Fake or Fact?

Check und Double-check! Foto: iStock_oatawa

So enttarnen Sie Fake News

Täglich scrollen wir durch unseren News-Feed, um die neusten Trends, Tipps und Nachrichten zu checken. Postings, die unsere Aufmerksamkeit besonders erregen, werden überdies kommentiert, geliked oder gar geteilt. Der Haken: Genau so kommen auch massenhaft Fake News in Umlauf.

Die Mischung aus Geschwindigkeit und Reichweite machen sie zu einem gefährlichen Instrument. Umso wichtiger ist es, Fake von Fakten unterscheiden zu können und im besten Fall die Nachrichtenkette zu unterbrechen. Aber woran erkennt man eine Falschinformation? Wir haben hilfreiche Tipps für Sie zusammengefasst.
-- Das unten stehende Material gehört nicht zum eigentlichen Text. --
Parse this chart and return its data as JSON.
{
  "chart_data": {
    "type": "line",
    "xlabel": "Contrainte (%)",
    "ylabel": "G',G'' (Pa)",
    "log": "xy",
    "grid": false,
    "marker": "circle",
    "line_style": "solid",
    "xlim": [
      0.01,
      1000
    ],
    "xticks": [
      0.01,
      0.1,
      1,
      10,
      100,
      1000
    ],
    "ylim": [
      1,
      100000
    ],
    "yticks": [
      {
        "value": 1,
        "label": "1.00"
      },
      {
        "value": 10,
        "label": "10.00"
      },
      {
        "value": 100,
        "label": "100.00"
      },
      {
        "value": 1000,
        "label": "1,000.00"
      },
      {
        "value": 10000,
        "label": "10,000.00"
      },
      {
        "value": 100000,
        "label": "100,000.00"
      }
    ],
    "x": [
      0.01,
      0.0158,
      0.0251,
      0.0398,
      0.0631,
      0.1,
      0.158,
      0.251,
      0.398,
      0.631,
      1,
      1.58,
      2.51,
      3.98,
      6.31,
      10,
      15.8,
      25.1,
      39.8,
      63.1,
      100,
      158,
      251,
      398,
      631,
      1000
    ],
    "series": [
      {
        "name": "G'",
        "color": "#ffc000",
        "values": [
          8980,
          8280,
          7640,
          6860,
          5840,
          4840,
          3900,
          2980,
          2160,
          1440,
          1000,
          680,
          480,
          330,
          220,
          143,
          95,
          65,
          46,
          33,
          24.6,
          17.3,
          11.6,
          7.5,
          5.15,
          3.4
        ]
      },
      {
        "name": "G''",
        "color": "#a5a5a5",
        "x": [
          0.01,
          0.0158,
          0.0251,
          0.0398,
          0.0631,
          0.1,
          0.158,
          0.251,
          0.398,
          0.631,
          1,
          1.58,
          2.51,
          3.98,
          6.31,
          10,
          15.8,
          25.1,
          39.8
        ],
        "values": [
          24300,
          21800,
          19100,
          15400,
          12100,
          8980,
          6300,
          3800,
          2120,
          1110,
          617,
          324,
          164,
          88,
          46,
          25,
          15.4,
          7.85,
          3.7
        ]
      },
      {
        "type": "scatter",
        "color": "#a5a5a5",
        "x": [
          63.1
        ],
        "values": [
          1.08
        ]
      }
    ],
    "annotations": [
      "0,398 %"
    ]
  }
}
Lügen haben schnelle Beine
An sich sind Falschmeldungen, um die Meinung der Bevölkerung zu beeinflussen, kein neues Phänomen. Aber durch das Internet und insbesondere Social Media verbreiten sich Fake News heutzutage wie ein Lauffeuer – ganz im Gegensatz zu richtigen Nachrichten. Mark Twain formulierte es so: „Eine Lüge ist bereits dreimal um die Erde gelaufen, bevor sich die Wahrheit die Schuhe anzieht.“ Heute haben wir dafür auch einen wissenschaftlichen Beweis. Denn laut einer Studie des MIT (Fluter berichtete darüber in einem Interview mit dem Politikwissenschaftler Giuliano da Empoli) sei die Verbreitung einer Falschinformation im Internet um 70 % wahrscheinlicher als die einer richtigen.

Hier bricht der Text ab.